In its judgement dated 26 November 2014 (X R 20/12), the German Federal Fiscal Court (Bundesfinanzhof – BFH) denied a tax-privileged leasing arrangement recognition. In the specific case, a company (lessee) made leasing payments in respect of a car in an amount which, towards the end of the leasing agreement term, allowed the lessor to offer the car for sale to the lessee’s shareholder at a price far below the market value (grant of a purchase option).
The German Federal Fiscal Court considers a purchase option unilaterally granted by a lessor to a lessee at the end of a leasing agreement to be a business asset which may be withdrawn, provided that the leasing payments have previously been deducted by the lessee as business expenses (Betriebsausgaben). If the lessee’s shareholder accepts the offer as in the case in dispute, this results in a profit-increasing withdrawal at lessee level.
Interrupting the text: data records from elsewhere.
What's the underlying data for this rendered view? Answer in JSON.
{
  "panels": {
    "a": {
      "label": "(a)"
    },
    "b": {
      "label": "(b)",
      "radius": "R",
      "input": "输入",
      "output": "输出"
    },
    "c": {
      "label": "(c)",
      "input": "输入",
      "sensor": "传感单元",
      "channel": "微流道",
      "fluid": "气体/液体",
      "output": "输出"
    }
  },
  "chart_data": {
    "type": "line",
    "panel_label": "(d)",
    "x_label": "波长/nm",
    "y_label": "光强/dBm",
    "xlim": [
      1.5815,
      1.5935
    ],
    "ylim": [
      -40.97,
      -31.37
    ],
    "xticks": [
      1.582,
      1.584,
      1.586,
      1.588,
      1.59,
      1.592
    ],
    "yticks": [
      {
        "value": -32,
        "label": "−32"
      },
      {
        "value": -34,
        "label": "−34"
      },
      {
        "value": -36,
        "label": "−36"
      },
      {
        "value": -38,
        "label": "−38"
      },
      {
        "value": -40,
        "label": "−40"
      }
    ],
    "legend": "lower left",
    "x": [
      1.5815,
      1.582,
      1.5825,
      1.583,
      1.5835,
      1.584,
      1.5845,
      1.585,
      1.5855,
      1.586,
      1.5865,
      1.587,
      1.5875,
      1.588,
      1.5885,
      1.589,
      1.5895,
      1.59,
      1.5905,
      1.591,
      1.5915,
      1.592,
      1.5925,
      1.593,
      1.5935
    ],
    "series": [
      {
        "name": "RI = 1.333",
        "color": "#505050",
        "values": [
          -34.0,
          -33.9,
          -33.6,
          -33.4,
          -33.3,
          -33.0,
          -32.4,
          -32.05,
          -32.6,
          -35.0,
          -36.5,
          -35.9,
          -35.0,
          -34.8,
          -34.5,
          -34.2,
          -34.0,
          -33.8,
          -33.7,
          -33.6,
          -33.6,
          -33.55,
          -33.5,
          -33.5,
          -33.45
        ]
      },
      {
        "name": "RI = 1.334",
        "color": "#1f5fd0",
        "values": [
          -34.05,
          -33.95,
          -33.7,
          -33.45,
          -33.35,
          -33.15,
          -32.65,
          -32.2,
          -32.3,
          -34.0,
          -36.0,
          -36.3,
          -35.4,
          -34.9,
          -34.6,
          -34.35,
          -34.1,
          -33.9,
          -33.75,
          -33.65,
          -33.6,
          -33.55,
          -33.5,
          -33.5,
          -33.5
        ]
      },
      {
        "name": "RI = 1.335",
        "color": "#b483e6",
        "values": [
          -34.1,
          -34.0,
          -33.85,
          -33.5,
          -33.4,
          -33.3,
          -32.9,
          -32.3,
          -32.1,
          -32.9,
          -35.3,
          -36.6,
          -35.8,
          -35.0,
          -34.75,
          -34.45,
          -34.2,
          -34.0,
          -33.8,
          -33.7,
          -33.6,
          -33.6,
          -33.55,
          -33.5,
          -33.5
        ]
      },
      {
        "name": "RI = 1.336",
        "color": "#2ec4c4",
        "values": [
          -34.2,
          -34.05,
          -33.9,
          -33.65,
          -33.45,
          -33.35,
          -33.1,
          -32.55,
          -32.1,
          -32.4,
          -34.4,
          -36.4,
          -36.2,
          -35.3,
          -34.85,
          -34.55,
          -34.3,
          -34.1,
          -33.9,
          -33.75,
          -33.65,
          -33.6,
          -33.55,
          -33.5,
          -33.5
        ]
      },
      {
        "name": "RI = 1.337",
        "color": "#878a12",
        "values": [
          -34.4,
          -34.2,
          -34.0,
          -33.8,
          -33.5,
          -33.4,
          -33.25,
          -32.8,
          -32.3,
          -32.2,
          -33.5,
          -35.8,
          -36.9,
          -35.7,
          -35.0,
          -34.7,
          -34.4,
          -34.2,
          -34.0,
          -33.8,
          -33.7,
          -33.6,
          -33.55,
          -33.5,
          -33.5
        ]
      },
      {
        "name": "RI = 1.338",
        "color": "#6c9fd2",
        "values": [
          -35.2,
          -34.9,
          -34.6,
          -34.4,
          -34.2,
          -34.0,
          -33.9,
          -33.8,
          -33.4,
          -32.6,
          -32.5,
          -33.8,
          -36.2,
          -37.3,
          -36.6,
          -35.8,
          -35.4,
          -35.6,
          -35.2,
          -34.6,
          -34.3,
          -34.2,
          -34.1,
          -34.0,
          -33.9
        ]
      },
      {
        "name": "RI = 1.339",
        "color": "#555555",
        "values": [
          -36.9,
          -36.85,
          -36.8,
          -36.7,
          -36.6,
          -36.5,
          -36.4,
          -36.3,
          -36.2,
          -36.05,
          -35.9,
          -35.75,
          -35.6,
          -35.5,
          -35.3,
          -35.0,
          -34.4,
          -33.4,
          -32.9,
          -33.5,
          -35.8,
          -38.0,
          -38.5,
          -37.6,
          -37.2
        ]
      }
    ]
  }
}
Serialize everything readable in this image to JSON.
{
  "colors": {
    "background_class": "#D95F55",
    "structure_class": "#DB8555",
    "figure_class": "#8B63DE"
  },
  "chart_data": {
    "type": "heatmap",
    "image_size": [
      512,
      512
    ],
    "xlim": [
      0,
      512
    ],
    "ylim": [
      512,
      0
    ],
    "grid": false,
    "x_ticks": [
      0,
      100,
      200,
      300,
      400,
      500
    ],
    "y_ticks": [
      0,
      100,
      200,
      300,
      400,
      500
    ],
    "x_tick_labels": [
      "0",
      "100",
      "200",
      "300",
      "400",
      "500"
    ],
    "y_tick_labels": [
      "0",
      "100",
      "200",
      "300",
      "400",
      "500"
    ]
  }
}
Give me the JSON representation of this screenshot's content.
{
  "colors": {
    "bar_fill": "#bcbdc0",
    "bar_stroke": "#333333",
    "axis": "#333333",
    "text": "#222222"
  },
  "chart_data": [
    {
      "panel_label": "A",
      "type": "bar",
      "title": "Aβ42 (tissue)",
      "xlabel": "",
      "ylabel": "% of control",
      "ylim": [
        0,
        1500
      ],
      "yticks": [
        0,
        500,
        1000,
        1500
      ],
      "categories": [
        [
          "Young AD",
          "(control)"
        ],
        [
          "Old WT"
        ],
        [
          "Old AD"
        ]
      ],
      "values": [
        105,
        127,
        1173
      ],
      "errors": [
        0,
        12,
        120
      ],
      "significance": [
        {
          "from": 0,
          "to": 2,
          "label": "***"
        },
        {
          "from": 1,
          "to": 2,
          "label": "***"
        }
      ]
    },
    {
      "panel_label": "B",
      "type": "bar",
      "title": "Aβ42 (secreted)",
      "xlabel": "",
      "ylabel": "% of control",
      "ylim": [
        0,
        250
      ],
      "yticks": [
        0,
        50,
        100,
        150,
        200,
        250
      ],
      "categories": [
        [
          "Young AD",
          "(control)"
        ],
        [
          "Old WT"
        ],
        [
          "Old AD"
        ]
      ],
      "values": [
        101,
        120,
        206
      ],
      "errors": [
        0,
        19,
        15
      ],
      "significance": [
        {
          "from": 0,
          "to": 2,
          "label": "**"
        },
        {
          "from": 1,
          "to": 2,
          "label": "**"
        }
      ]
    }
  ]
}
To remove any doubt regarding previous case law, the German Federal Fiscal Court decided in this context that the legal definition of an “asset” does not require that the asset is of use to the business for several years. It therefore does not conflict with the assumption of an asset that the period in which the options granted could be exercised may have been limited to the remaining term of the leasing agreements – i.e. a period of about one month in each case – and that the options were in fact exercised only a few days after being granted.
According to the Court, this already results from the wording of Sec. 7 (1) sent.1 of the German Income Tax Act (Einkommensteuergesetz – EstG) which states that the costs of acquisition or production of an "asset the use or utilization of which by a taxpayer for generating income generally covers a period of more than one year” have to be distributed over its useful life. This shows that there must also be assets the use or utilization of which by a taxpayer is limited to a period of less than one year.
The Court found that the period of usability is only of importance for the question of whether the costs of acquisition or production are immediately deductible as business expenses or have to be distributed over a minimum of two business years by way of a depreciation write-off. However, according to the Court, it is not part of the legal definition of an asset.